I asked for fresh mint tea. "Is the new chef saving on mint leaves?" I asked John as the teapot went back for more. I've never dined at a disaster level like this. Never.
Winner's Letters
Last week you were considering a facelift. One Priscilla Presley in the world is enough. Use more "Cowshed Bullocks" moisturiser. Leave the surgery alone. You have enough cheek already.
Linda Renner, Malta
Don't do it, Michael! It can only make matters worse. Think Michael Douglas. Think disaster! Settle for endearingly ugly. It's the style statement of a confident being.
Sylvia Elsworth, Lancashire
A facelift at your age would be as useful as a ball gown to a bag lady. You seem to be widening the age gap with each of your new female companions. if your hormonal periscope is swinging towards the lovely Ms Horn, pictured last week, then the only lift you should consider is a stair lift.
Barry Kane, Nottingham
I'm relieved to learn your libido is still very much intact. On seeing three girls having a smoothie you remarked: "I'd like to have one of those." That Cowshed Bullocks moisturiser sounds like potent stuff even when it's unopened!
John Simpson, Hertfordshire
Your assistant Jane Horn announced she thought all Chinese food was spicy. You like prawn crackers - which I've never seen in Beijing. You should come to China and learn. We could sample the eight regional cuisines in a couple of days.
Edward Burman, Beijing
Noticing the two girls with you last week, I must congratulate Katherine Connelly on looking so gorgeous.
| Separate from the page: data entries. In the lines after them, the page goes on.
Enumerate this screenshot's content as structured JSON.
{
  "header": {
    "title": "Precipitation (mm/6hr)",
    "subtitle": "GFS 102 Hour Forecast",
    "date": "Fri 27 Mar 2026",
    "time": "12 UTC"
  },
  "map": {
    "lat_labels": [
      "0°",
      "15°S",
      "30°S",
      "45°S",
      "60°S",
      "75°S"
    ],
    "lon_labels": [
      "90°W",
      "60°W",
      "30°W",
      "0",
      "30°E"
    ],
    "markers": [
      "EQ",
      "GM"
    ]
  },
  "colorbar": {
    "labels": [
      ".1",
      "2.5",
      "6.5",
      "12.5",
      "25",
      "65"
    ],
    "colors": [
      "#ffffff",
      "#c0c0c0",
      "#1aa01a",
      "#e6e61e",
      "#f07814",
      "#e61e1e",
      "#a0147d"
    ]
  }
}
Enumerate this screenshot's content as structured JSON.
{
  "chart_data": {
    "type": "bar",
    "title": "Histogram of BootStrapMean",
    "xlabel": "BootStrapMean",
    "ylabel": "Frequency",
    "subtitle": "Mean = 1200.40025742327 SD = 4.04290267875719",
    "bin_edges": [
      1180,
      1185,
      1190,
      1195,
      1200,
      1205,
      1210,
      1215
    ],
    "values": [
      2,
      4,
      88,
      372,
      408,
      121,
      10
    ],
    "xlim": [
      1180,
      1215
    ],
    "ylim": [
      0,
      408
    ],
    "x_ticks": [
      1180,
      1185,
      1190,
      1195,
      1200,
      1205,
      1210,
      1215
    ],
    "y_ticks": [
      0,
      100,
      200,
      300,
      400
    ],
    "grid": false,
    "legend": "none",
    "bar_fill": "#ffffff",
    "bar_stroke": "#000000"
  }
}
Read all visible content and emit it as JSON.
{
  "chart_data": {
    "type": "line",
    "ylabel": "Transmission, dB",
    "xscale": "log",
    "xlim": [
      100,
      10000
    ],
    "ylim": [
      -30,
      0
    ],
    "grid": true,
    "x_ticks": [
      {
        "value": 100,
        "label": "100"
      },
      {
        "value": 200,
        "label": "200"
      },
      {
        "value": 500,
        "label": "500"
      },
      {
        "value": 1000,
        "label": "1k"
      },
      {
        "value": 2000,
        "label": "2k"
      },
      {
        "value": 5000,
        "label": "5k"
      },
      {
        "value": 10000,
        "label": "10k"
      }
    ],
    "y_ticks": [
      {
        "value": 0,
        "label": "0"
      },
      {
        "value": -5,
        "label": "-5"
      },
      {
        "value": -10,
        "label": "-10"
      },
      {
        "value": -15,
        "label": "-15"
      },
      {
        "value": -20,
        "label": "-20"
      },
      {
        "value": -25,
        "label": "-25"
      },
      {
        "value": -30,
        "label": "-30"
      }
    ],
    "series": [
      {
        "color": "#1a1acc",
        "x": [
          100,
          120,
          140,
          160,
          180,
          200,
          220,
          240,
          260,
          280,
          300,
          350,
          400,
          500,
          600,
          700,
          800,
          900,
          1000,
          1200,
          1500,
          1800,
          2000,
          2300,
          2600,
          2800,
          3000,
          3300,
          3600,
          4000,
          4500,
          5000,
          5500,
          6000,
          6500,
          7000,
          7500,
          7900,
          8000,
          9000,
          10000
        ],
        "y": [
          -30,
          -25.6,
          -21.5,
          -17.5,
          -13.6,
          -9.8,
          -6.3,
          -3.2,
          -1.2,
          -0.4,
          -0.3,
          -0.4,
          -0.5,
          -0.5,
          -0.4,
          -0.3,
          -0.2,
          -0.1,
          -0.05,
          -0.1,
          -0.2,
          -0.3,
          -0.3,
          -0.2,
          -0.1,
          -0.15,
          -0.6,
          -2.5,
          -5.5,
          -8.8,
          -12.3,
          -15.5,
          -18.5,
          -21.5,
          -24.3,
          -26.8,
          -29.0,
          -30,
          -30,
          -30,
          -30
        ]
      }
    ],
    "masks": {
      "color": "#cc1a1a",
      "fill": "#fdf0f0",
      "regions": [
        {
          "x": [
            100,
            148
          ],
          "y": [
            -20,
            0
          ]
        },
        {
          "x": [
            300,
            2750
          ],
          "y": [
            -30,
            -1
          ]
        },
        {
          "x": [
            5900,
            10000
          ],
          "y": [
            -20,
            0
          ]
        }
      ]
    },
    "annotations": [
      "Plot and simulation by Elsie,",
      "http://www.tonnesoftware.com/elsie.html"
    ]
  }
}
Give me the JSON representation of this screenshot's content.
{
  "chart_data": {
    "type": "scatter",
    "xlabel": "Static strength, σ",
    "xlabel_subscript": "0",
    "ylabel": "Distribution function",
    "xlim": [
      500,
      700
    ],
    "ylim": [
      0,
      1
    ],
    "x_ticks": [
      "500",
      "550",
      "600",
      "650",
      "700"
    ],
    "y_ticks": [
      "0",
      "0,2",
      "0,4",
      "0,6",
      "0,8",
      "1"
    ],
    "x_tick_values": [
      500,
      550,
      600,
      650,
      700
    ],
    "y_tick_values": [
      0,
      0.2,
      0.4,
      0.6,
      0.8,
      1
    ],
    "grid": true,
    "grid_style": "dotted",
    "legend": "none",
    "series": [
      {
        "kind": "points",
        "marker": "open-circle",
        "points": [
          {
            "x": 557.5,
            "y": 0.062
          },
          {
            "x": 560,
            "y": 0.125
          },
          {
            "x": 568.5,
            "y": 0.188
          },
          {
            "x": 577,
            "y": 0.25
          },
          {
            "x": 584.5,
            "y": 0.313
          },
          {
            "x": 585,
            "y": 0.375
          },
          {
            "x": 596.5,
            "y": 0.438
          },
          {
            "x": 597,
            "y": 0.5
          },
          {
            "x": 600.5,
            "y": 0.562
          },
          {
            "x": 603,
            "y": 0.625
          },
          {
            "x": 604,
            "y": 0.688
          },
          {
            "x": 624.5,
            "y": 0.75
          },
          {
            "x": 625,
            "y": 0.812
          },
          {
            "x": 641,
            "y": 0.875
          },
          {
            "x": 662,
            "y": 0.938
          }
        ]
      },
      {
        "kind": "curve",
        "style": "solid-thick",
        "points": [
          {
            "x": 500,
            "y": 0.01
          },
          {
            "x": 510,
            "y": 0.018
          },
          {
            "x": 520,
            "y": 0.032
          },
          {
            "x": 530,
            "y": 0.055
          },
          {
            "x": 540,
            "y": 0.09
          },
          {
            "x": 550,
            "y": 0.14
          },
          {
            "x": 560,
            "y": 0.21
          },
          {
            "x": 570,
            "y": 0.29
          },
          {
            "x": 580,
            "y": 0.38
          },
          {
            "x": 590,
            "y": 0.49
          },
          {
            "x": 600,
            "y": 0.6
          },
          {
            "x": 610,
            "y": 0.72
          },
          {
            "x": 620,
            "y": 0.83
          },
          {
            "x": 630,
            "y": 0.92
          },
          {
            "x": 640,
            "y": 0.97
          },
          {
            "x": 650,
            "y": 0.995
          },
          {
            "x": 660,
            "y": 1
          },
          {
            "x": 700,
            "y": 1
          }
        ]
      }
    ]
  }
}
Any chance of an introduction?
Philip van Bergen, Berkshire
Having reduced the eating experience at Claridge's, when manager there, from stellar to mediocre, Christopher Cowdray is now wreaking similar revenge at the Dorchester. Their Grill was one of London’s last bastions of great English food. Now we’re asked to pay exorbitant prices for a menu of nondescript pretension. Breakfast is only sewed in the lobby where banquettes and armchairs are at different heights, making it difficult to look your dining companion in the eye. The service is tardy. My scrambled eggs arrived with a microwave crust and cold crumpets. I understand the wonderful Italian restaurant is to be no more. I've stayed at the Dorchester for decades. It's now time to get a serviced flat.